First confirm your key works with the lightweight ping endpoint:

export YAMIFY_API_KEY="yamify_sk_..."

curl -sS https://www.yamify.co/api/inference/v1/ping \
-H "authorization: Bearer $YAMIFY_API_KEY" | jq .

Expected: a JSON response (HTTP 200).

2) Create an n8n workflow that calls Qwen

In n8n:

  1. Create a new workflow
  2. Add an HTTP Request node
  3. Set:
    • Method: POST
    • URL: https://www.yamify.co/api/inference/v1/chat/completions
    • Headers:
      • content-type: application/json
      • authorization: Bearer {{$env.YAMIFY_API_KEY}}
    • Body (JSON):
{
"model": "yamify/qwen",
"stream": false,
"messages": [
{ "role": "system", "content": "You are a helpful assistant." },
{ "role": "user", "content": "Summarize this in 3 bullets: {{$json.text}}" }
],
"temperature": 0.2,
"max_tokens": 256
}
  1. Add a Set node (or any data source) that provides text.
  2. Run the workflow and inspect the HTTP node output.
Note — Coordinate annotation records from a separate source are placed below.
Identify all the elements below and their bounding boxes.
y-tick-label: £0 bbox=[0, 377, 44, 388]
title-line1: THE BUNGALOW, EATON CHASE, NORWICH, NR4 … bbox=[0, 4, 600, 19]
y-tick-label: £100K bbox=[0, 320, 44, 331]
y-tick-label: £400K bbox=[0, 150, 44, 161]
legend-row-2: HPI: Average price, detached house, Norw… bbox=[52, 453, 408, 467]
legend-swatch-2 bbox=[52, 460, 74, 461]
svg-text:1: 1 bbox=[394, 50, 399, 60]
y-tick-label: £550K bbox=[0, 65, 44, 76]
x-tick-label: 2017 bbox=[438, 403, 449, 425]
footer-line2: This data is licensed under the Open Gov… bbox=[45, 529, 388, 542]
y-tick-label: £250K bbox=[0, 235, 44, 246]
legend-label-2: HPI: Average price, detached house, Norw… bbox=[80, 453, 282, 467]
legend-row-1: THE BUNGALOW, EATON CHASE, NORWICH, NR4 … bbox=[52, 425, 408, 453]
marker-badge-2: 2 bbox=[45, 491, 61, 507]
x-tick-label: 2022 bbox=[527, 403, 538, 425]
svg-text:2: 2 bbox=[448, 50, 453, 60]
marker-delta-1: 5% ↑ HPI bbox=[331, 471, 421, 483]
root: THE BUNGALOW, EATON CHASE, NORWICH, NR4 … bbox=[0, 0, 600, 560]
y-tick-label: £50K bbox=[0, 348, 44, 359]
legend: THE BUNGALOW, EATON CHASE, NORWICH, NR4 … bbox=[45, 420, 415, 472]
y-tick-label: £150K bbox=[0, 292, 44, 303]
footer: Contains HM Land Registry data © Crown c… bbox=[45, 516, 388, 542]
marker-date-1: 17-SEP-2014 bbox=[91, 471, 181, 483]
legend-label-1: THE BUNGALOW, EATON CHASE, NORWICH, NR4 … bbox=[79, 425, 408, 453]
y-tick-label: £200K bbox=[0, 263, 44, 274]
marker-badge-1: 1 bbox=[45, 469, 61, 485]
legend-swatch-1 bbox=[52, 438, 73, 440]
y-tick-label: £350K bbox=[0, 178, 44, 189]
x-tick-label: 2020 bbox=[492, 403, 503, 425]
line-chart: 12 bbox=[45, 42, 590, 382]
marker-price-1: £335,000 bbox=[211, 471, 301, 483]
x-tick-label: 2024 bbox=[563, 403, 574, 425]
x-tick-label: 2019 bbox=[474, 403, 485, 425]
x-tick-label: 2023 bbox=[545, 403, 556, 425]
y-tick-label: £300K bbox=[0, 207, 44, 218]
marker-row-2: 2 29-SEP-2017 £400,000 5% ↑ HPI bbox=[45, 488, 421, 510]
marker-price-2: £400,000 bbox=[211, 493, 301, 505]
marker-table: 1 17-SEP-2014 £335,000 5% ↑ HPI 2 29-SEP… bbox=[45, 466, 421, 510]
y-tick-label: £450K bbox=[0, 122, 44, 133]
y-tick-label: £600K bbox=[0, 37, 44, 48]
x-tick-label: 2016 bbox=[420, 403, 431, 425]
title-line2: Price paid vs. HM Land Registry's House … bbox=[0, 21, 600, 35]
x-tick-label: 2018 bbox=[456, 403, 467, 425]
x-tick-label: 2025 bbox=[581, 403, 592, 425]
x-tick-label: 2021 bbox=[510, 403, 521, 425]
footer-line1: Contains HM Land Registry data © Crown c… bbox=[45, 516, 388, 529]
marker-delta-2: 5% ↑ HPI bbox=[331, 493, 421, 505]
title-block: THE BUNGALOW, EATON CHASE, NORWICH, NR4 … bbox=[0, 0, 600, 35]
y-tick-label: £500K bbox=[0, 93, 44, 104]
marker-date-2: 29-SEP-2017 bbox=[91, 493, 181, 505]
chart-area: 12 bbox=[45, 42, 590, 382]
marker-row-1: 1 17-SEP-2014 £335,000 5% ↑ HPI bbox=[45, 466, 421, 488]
Import a ready-made workflow (optional)

3) Store the API key in n8n safely

Inside n8n, prefer using an environment variable (recommended) instead of hardcoding:

  • Set YAMIFY_API_KEY as an env var for your n8n app in Yamify
  • Then reference it in the header: Bearer {{$env.YAMIFY_API_KEY}}

Notes: streaming vs non-streaming

  • stream: false returns one JSON payload.
  • stream: true returns server-sent events (SSE). n8n can consume SSE, but for first workflows it’s simpler to start with stream: false.

Troubleshooting

  • 401/403: your key is missing or invalid.
  • Timeouts: reduce max_tokens, or switch to stream: true for faster first bytes.
  • Unexpected output format: enforce a strict format in your system prompt (e.g., “return JSON only”), and validate in the next node.